Essa dificuldade também se mostra no campo da experiência religiosa, na relação com Deus. O mesmo Paulo que diz que fomos tirados de uma escravidão e que no Evangelho não há escravidão (Gl.3:28), da morte até (Ef.2:1-4) é o mesmo que se qualifica como escravo de Cristo (Fil.1:1; I Cor.9:27), de um escravo de um ideal maior (I Cor.9:19). Soma-se a isso a dificuldade histórica com a introdução de um moralismo no meio cristão que distorceu a liberdade cristã, tanto na sua observância quanto na discordância. O que seria então a liberdade, e a liberdade cristã?
1) A Liberdade é decorrente da conversão (Gal.5:1a e 13a)
Fomos chamados à liberdade. Isso implica:
a) numa não sujeição as artimanhas religiosas: oferecimento de cursos de jejum (dukan de Jesus), de dom de línguas (“Yázigi espiritual”), regras de vestimenta. No caso de Paulo a luta era com os judaizantes que queriam impor regras para agradar a Deus. Não se torne escravos de homens ou mulheres que tentam agregar elementos a fé (normalmente com interesse pecuniário) mas que nada tem a ver com o Evangelho.

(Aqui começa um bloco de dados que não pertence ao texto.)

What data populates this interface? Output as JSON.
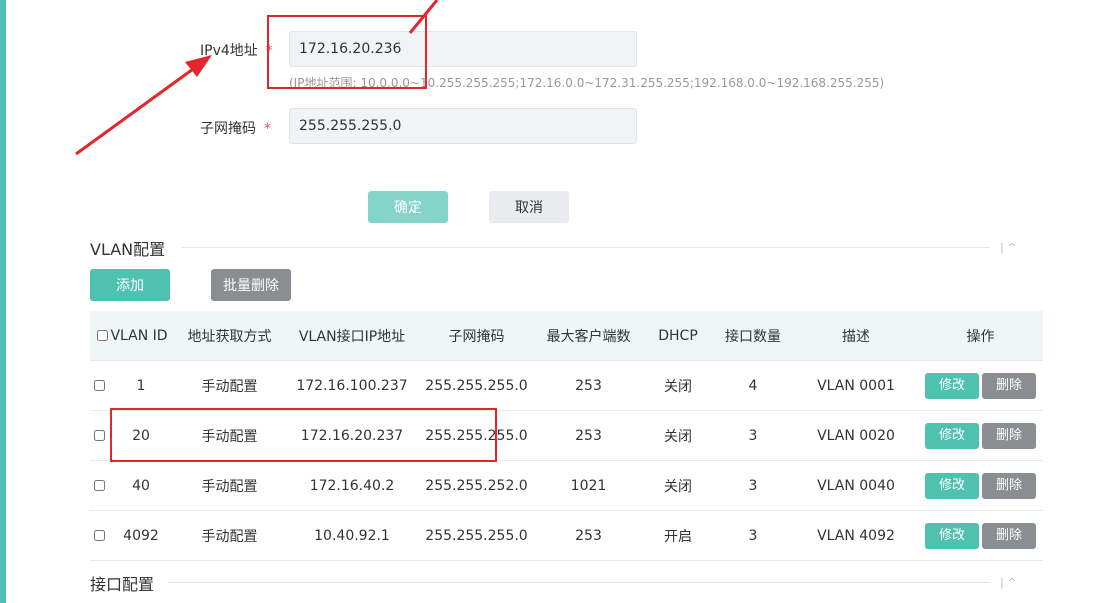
{
  "form": {
    "ipv4_label": "IPv4地址",
    "ipv4_value": "172.16.20.236",
    "ipv4_hint": "(IP地址范围: 10.0.0.0~10.255.255.255;172.16.0.0~172.31.255.255;192.168.0.0~192.168.255.255)",
    "subnet_label": "子网掩码",
    "subnet_value": "255.255.255.0",
    "required_mark": "*",
    "confirm_label": "确定",
    "cancel_label": "取消"
  },
  "vlan_section": {
    "title": "VLAN配置",
    "add_label": "添加",
    "batch_delete_label": "批量删除",
    "columns": [
      "VLAN ID",
      "地址获取方式",
      "VLAN接口IP地址",
      "子网掩码",
      "最大客户端数",
      "DHCP",
      "接口数量",
      "描述",
      "操作"
    ],
    "edit_label": "修改",
    "delete_label": "删除",
    "rows": [
      {
        "vlan_id": "1",
        "mode": "手动配置",
        "ip": "172.16.100.237",
        "mask": "255.255.255.0",
        "max_clients": "253",
        "dhcp": "关闭",
        "ports": "4",
        "desc": "VLAN 0001"
      },
      {
        "vlan_id": "20",
        "mode": "手动配置",
        "ip": "172.16.20.237",
        "mask": "255.255.255.0",
        "max_clients": "253",
        "dhcp": "关闭",
        "ports": "3",
        "desc": "VLAN 0020"
      },
      {
        "vlan_id": "40",
        "mode": "手动配置",
        "ip": "172.16.40.2",
        "mask": "255.255.252.0",
        "max_clients": "1021",
        "dhcp": "关闭",
        "ports": "3",
        "desc": "VLAN 0040"
      },
      {
        "vlan_id": "4092",
        "mode": "手动配置",
        "ip": "10.40.92.1",
        "mask": "255.255.255.0",
        "max_clients": "253",
        "dhcp": "开启",
        "ports": "3",
        "desc": "VLAN 4092"
      }
    ]
  },
  "port_section": {
    "title": "接口配置"
  },
  "collapse_glyph": "| ^",
  "colors": {
    "accent": "#4fc1b0",
    "annotation_red": "#e3262b",
    "delete_gray": "#8a8d91",
    "table_header_bg": "#eef6f6"
  }
}
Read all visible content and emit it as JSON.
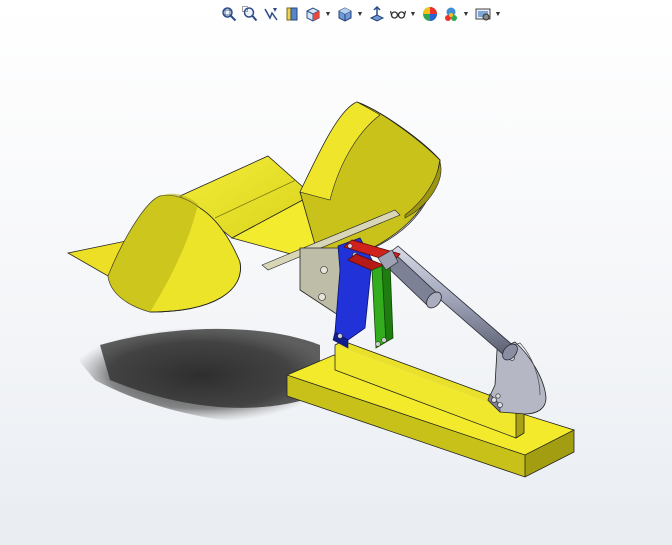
{
  "window": {
    "title": ""
  },
  "heads_up_toolbar": {
    "items": [
      {
        "id": "zoom-to-fit",
        "icon": "zoom-to-fit-icon",
        "dropdown": false
      },
      {
        "id": "zoom-to-area",
        "icon": "zoom-to-area-icon",
        "dropdown": false
      },
      {
        "id": "previous-view",
        "icon": "previous-view-icon",
        "dropdown": false
      },
      {
        "id": "section-view",
        "icon": "section-view-icon",
        "dropdown": false
      },
      {
        "id": "view-orientation",
        "icon": "view-orientation-icon",
        "dropdown": true
      },
      {
        "id": "display-style",
        "icon": "display-style-icon",
        "dropdown": true
      },
      {
        "id": "hide-show-items",
        "icon": "hide-show-items-icon",
        "dropdown": true
      },
      {
        "id": "edit-appearance",
        "icon": "edit-appearance-icon",
        "dropdown": true
      },
      {
        "id": "apply-scene",
        "icon": "apply-scene-icon",
        "dropdown": true
      },
      {
        "id": "view-settings",
        "icon": "view-settings-icon",
        "dropdown": true
      }
    ]
  },
  "model": {
    "name": "",
    "colors": {
      "bucket": "#f0e827",
      "bucket_shade": "#b8b21a",
      "bucket_dark": "#8a850f",
      "base": "#f0e827",
      "bracket": "#b9b9a6",
      "link_blue": "#1d2fd6",
      "link_green": "#2ea11a",
      "link_red": "#c8221e",
      "cylinder": "#9a9fb3",
      "shadow": "#3a3a3a"
    }
  }
}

b) que podemos dizer “não” ao pecado. Uma pessoa moralmente boa pode dizer não ao pecado, à sua fraqueza (concupiscência) que leva ao pecado de estimação? Não. O crente pode dizer não? Em tese sim, porque nele está o Espírito. Mas ele nem sempre conseguirá (Rom.7). Eu arriscaria dizer que na maioria das vezes não conseguirá. Contudo nele reside a possibilidade e mais, a tensão, o conflito para que não erre na escolha.
2) A Liberdade cristã traz apego ao Espirito e não à carne. (Gl.5:13)

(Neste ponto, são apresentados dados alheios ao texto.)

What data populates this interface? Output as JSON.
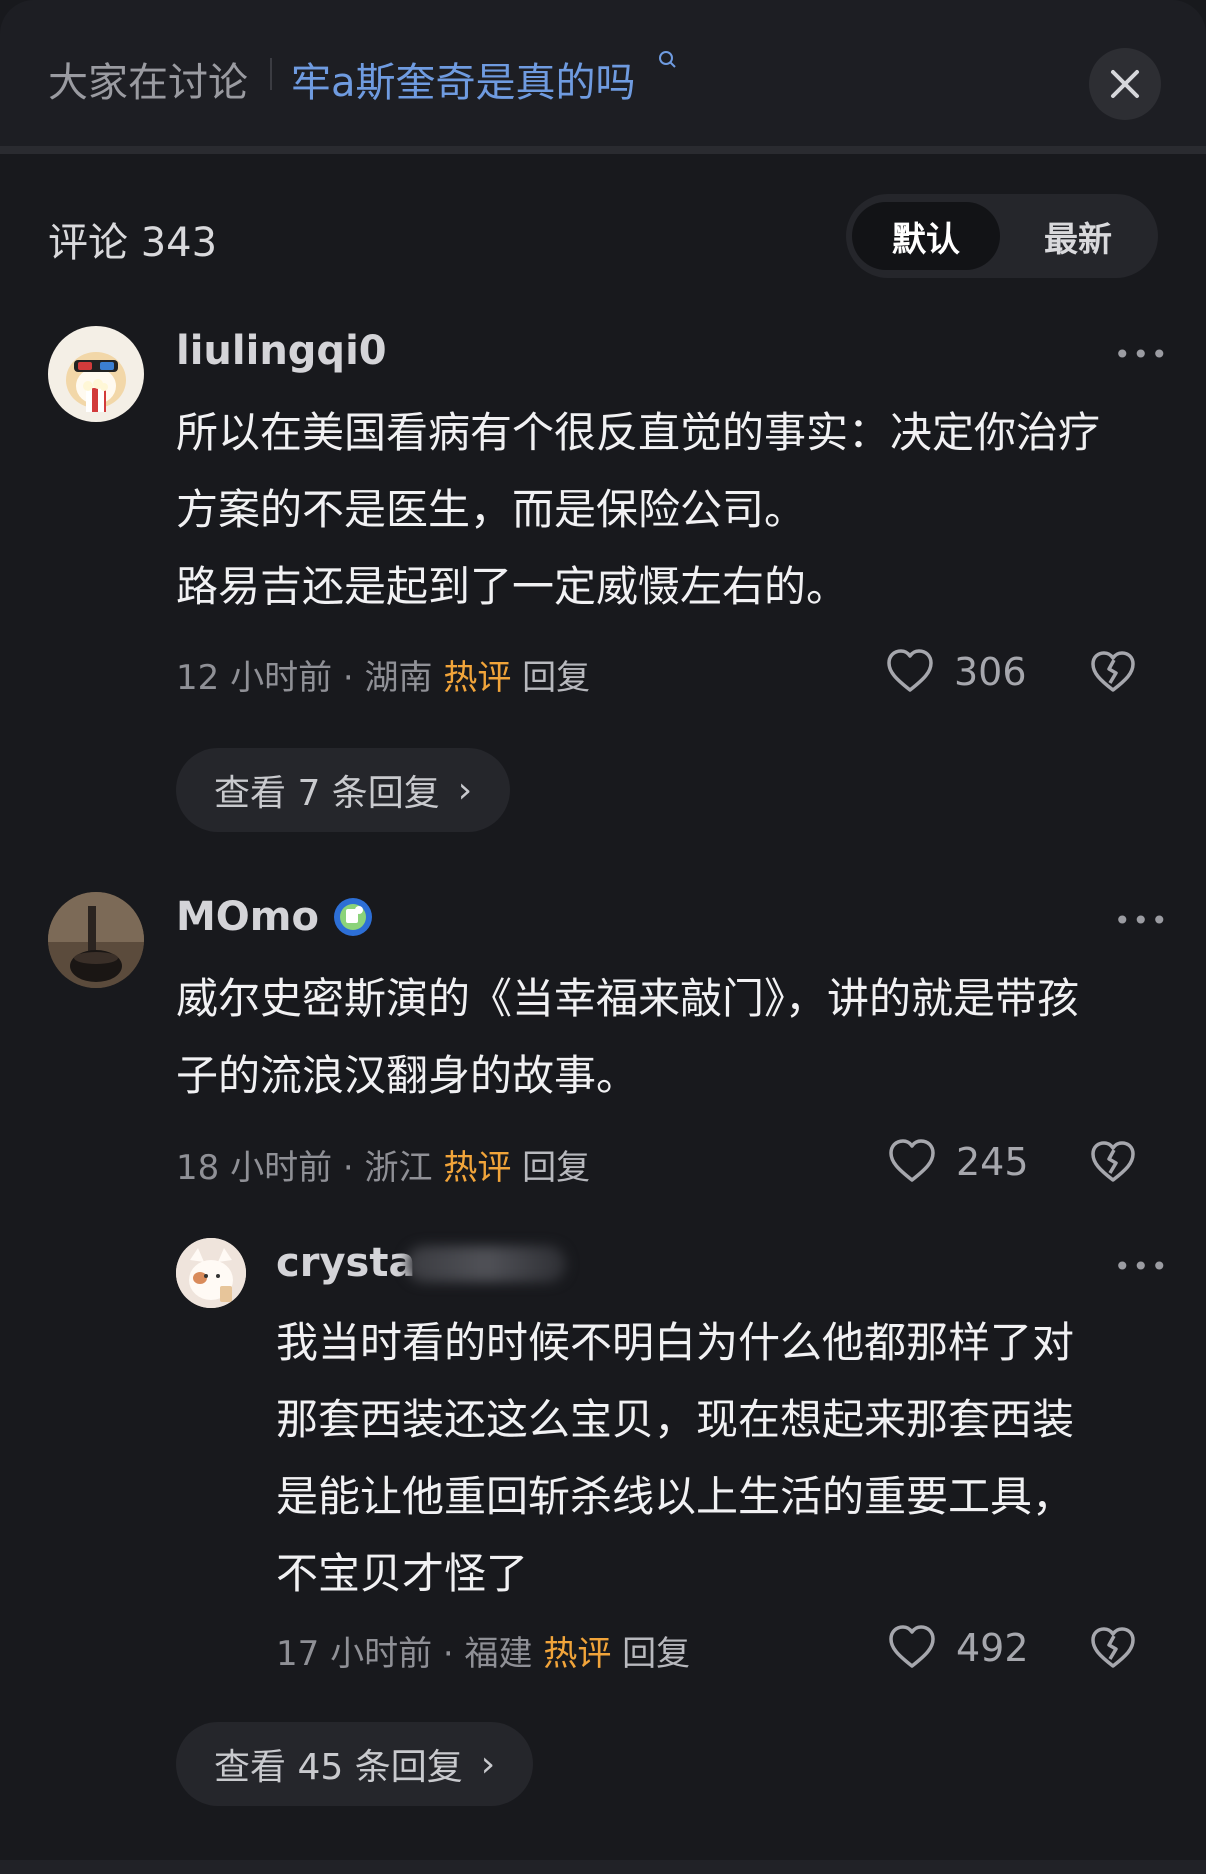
{
  "header": {
    "discuss_label": "大家在讨论",
    "topic": "牢a斯奎奇是真的吗",
    "close_icon": "close-icon"
  },
  "comments_header": {
    "count_label": "评论 343",
    "sort_default": "默认",
    "sort_latest": "最新"
  },
  "comments": [
    {
      "username": "liulingqi0",
      "lines": [
        "所以在美国看病有个很反直觉的事实：决定你治疗",
        "方案的不是医生，而是保险公司。",
        "路易吉还是起到了一定威慑左右的。"
      ],
      "time": "12 小时前",
      "location": "湖南",
      "hot": "热评",
      "reply": "回复",
      "likes": "306",
      "view_replies": "查看 7 条回复"
    },
    {
      "username": "MOmo",
      "lines": [
        "威尔史密斯演的《当幸福来敲门》，讲的就是带孩",
        "子的流浪汉翻身的故事。"
      ],
      "time": "18 小时前",
      "location": "浙江",
      "hot": "热评",
      "reply": "回复",
      "likes": "245",
      "view_replies": "查看 45 条回复"
    }
  ],
  "reply": {
    "username": "crysta",
    "lines": [
      "我当时看的时候不明白为什么他都那样了对",
      "那套西装还这么宝贝，现在想起来那套西装",
      "是能让他重回斩杀线以上生活的重要工具，",
      "不宝贝才怪了"
    ],
    "time": "17 小时前",
    "location": "福建",
    "hot": "热评",
    "reply": "回复",
    "likes": "492"
  },
  "separator": "·",
  "more_label": "•••",
  "chevron": "›",
  "colors": {
    "background": "#18191d",
    "topic": "#6f9be0",
    "hot": "#f1a43a"
  }
}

Deus não nos libertou para que tornemos a nos escravizar. E a escravidão espiritual é quando colocamos o que Deus nos deu abaixo do que queremos fazer. A liberdade cristã é um convite a ver a vida pelo prisma daquilo que nos outorgou sentido. É por isso que mesmo todas as coisas sendo lícitas, nem todas convém (I Cor.10:23). Há associações (quando nos juntamos a algo) e ações que não nos edificarão.
3) A Liberdade cristã traz um convite a responsabilidade.

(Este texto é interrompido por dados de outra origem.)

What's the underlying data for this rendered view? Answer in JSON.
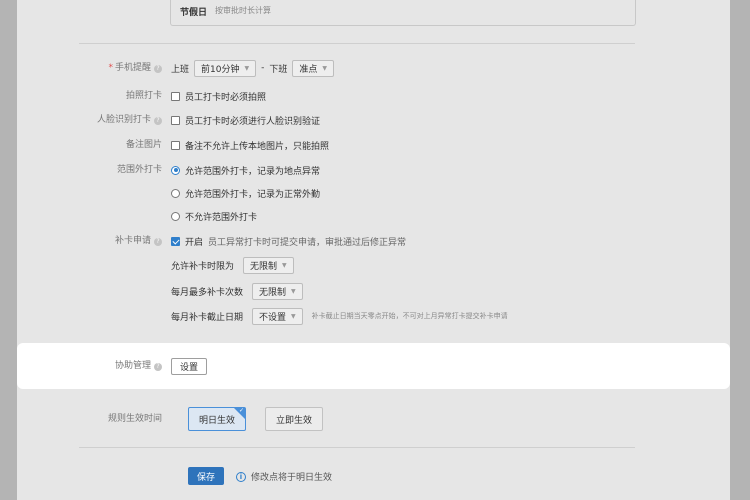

Fomos libertos para que afinal? Para testemunhar dessa liberdade. Mas como damos testemunho dessa liberdade, é fazendo o que todo mundo faz? Não. Por vezes o maior atestado de liberdade vai ser sinalizar uma direção contrária a todos.
Temos uma responsabilidade com aqueles que não são crentes (ainda). Temos uma responsabilidade com aqueles que são novos crentes (Rm.14). Há coisas que posso fazer pois a Bíblia não condena. Mas ao trair a consciência de um “pequenino da fé” naquele momento eu me torno condenável, pois amei mais a mim mesmo do que ao meu próximo.
Ao vivermos a nossa liberdade lembremos que ela é instrumento de auferimento da santificação. Sim, a santidade só se torna possível e plausível por causa da liberdade. É quando Jesus se torna maior em nós que usamos da nossa liberdade para andar no Espírito (Gl.5:25; Rm.8:5, 8,11). E sem o uso da liberdade para agradar a Deus (Rm.8:8; I Tess.4:1), e com isso produzir o SIM de Deus e para Deus em nós (que é a santidade), o que nos sobra do religioso é a comunhão. Porém, DEFINITIVAMENTE, não estamos aqui só para isso. Sendo assim, lhe convido:
a) a parar de chamar de normal o que não é normal;
b) a parar de querer ser o relações públicas do divino, dizendo que tudo tá certo. O correto não precisa de acomodação. Ele se acomoda por si, com o seu próprio peso.
c) a parar de dar ocasião a carne e a viver no Espírito. O Caminho do Espírito é vida e paz.
d) a jamais optar por algo que não seja pela fé, pois tudo que “não provém da fé, é pecado” (Rm.14;23b).
Use o carnaval para descansar, para dar testemunho, para ter comunhão com sua família. Mas não use esse período para dar lugar à carne (aos valores do mundo, ao pecado).